KGFW
- Kearney, Nebraska, US; United States;
- Broadcast area: Grand Island-Kearney
- Frequency: 1340 kHz
- Branding: 1340 KGFW

Programming
- Format: News Talk
- Affiliations: Fox News Radio Compass Media Networks Premiere Networks Westwood One

Ownership
- Owner: Usher Media Group; (Usher Media, LLC);
- Sister stations: KQKY, KRNY, KSYZ. KROR

History
- First air date: June 1927

Technical information
- Licensing authority: FCC
- Facility ID: 9933
- Class: C
- Power: 1,000 watts
- Transmitter coordinates: 40°40′5.00″N 99°4′52.00″W﻿ / ﻿40.6680556°N 99.0811111°W
- Translator: 96.1 K241CN (Kearney)

Links
- Public license information: Public file; LMS;
- Webcast: Listen live
- Website: kgfw.com

= KGFW =

KGFW (1340 AM) is an American radio station broadcasting a News Talk Information format. Licensed to Kearney, Nebraska, United States, the station serves the Grand Island-Kearney area. The station is owned by Usher Media Group and features programming from Fox News Radio, Compass Media Networks, Premiere Networks and Westwood One. KGFW is a sister station to KQKY and KRNY.

==History==
The station was founded in Ravenna, Nebraska, in June 1927 by Roy McConnell, a former radio technician in the United States Navy. The station moved to Kearney in 1931. In 1939, the station was purchased by Lloyd "Skipper" Thomas, a Nebraska native who had managed major radio stations including Pittsburgh's KDKA and Boston's WBZ.

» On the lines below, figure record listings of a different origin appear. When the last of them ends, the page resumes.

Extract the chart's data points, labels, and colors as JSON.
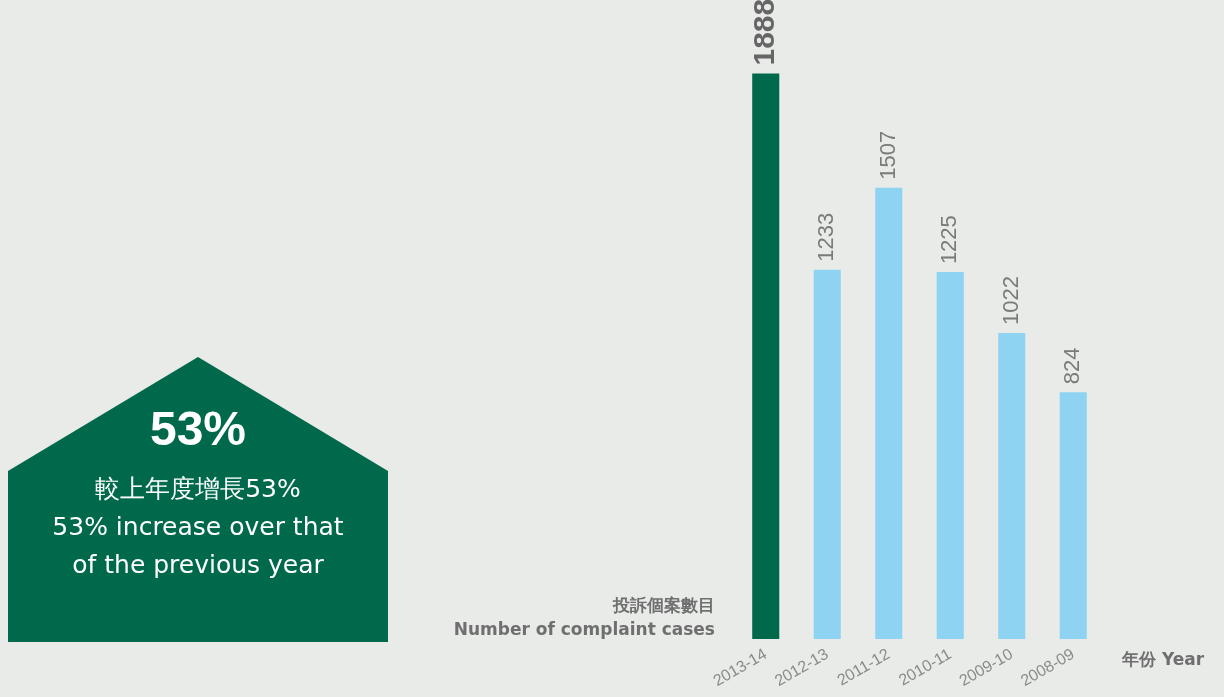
{
  "chart_data": {
    "type": "bar",
    "categories": [
      "2013-14",
      "2012-13",
      "2011-12",
      "2010-11",
      "2009-10",
      "2008-09"
    ],
    "values": [
      1888,
      1233,
      1507,
      1225,
      1022,
      824
    ],
    "colors": [
      "#00694b",
      "#8fd3f3",
      "#8fd3f3",
      "#8fd3f3",
      "#8fd3f3",
      "#8fd3f3"
    ],
    "data_labels": true,
    "ylabel": "投訴個案數目\nNumber of complaint cases",
    "xlabel": "年份 Year",
    "annotations": [
      "53%",
      "較上年度增長53%",
      "53% increase over that of the previous year"
    ],
    "grid": false,
    "legend": false
  }
}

After Thomas' death in 1952, the station was purchased by John Mitchell, a lawyer who had worked as a part-time announcer at the station.

Mitchell's stations were purchased by Waitt Radio in 2000. Waitt Radio merged with NewRadio Group in 2005 to form NRG Media.

On November 26, 2025, Usher Media announced it would acquire NRG Media's Kearney-Grand Island cluster, which includes KGFW, for $3.75 million. The sale was consummated on April 8, 2026.